It is with great sadness that I write this tribute to my roe deer mentor and great friend Terry Copperthwaite who passed away a few weeks ago. All the images appearing in this post were taken with Terry over a number of years.
I first came across Terry five years ago when I was looking for a deer expert to help me with a long term project to document the natural history of Roe deer. Roe are perhaps our most beautiful species of deer in the British Isles. As a prey species though they are naturally shy and therefore difficult to get close to. In approaching the project I knew I would need to learn the specialist fieldcraft required if I was to have any hope of getting close enough to get the images I was hoping for. Terry appeared on a DVD I bought from Sweden about stalking Roe. Terry was introduced as a professional deer stalker, whose territory he managed lying in the beautiful rolling hills of southern England, holding a well kept and balanced population of Roe deer. The film features a variety of encounters with Roebucks during the rut. On each occasion Terry was able to get the Swedish stalkers to within just a few metres of the buck. At the end of the film the programme makers included a credit to Terry which simply read ‘Terry Copperthwaite – thank you for teaching us.’
I contacted Terry to introduce myself and asked if he could help me with my project, teaching me the fieldcraft skills involved in stalking Roe. I wasn’t expecting a reply to be honest. Hunting is an emotive subject and the stalking community are naturally careful when it comes to unsolicited approaches. I was very surprised therefore when Terry came back to me almost straight away. That was Terry though, he would do anything for anyone.
Terry said he really liked my work and proposed a deal, he would help me and in return he wanted my help with photographing the deer. Terry had a deep love and passion for Roe deer and whilst he had stalked Roe all his life he confessed that these days he preferred watching and photographing them to shooting. I agreed and so developed the start of a very long and rewarding mentoring relationship and friendship.

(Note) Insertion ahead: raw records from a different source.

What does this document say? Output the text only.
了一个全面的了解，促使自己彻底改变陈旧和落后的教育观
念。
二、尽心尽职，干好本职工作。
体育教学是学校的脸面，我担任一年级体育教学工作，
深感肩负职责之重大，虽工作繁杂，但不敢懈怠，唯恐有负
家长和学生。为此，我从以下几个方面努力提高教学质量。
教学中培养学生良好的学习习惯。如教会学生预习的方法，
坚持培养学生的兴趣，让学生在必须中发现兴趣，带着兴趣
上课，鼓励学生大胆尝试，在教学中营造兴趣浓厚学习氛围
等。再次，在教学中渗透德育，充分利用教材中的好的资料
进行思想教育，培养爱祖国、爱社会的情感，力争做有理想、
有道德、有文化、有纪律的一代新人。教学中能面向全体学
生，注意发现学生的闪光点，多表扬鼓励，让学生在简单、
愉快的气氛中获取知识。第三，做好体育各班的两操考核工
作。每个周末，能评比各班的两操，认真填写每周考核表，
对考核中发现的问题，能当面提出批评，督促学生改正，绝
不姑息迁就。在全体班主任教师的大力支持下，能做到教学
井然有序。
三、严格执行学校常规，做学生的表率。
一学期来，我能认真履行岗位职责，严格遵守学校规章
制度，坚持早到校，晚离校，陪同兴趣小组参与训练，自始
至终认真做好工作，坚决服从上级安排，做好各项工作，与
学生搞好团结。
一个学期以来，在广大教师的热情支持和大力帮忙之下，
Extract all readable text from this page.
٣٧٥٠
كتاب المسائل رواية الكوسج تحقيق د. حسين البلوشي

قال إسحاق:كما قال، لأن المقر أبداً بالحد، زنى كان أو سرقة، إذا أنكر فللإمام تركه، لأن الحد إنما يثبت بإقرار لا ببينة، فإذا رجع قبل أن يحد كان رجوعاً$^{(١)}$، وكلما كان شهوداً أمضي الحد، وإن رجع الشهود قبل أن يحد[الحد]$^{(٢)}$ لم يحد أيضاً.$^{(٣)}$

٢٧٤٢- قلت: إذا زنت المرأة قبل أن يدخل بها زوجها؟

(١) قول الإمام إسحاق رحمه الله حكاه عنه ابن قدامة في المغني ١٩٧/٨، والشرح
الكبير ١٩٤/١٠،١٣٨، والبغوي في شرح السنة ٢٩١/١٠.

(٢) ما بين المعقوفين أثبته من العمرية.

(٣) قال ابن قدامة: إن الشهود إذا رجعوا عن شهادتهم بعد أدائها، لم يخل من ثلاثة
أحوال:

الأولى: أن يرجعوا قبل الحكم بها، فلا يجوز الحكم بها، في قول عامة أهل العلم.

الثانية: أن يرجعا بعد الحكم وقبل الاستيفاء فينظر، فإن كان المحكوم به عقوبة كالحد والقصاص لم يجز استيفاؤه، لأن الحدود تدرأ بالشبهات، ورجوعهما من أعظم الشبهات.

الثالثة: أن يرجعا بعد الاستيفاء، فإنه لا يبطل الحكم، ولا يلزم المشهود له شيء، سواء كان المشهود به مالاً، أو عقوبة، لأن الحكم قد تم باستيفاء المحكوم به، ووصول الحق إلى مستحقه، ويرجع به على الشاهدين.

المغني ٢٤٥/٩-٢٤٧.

I went down to stay with Terry at his based on the outskirts of Salisbury and he would take me out to find deer early morning and late evening on the 24 or so farms he managed across Wiltshire, Hampshire and Dorset. The Roe rut takes place during high summer so it meant getting up early at 4am and we weren’t back to 11pm. These were halcyon days though. Terry was extremely generous with his knowledge and taught me so much about the natural history of Roe deer. He had also led a very interesting life, characterised typically by bravery and serving others, having previously had a long and highly distinguished career in the Metropolitan police before retiring in 2010 to set up his stalking business. We spent many hours talking and putting the world to rights. As well as being highly knowledgeable about his subject and possessing a huge generosity of spirit Terry also had a very dry sense of humour that suited my own and there was a lot of laughter. My times with Terry over the next few summers are now such treasured memories
In 2014 Terry and I started leading Roe deer workshops together. To my knowledge we were the only people confident enough to offer specialist Roe deer photography workshops.
The above image of a Roe doe in a crop of barley was taken with Terry. Called ‘Fields of Gold’ both Terry and I were proud that it won a highly commended in the Habitat category of the British Wildlife Photography Awards a couple of years ago. Those close to Terry will appreciate the way in which the title of the image now resonates.
Terry was more than just a mentor and business partner though, he was a dear friend. He was very caring and I will never forget the times he called me when I have been going through difficult times myself. His support during these periods made all the difference and helped get me through a stronger person. Terry was like that, just inspirational.
I count myself fortunate enough to be able to spend time with Terry before his passing and got the opportunity to tell him how much he meant to me. I also made Terry a promise that I would finish the Roe deer project and that the resulting book would be for him. It will take me a few more years to ensure it is a fitting tribute but I intend to keep that promise
Terry was a true gentleman, a loyal friend, a superbly knowledgable naturalist and a passionate conservationist. I am going to miss him greatly. My thoughts are very much with Terry’s family at this difficult time. I would like to take the opportunity to thank them for welcoming me so warmly into it. I very much feel like a member of the Copperthwaite clan.
In the weeks since Terry’s passing I have spent a lot of time out in the wild with the Roe, determined to continue with the project. This has been a great comfort in dealing with my own personal grief. I have felt Terry with me, his voice and presence, as I have put into practice the fieldcraft and knowledge he generously passed on to me. I hope it shows in my work which will feature in my next blog, Heatherlands. In the meantime, I wanted to finish with the images below. Going back through my files these are the last two photographs I took with Terry on a workshop with a couple of clients during the Roe rut in 2016. I hope this blog is a fitting tribute to a very special person and role model.
Terry Copperthwaite, master buck you’ll always be with me in my heart and thoughts – thank you for teaching me. My turn now to pass it on to the next generation.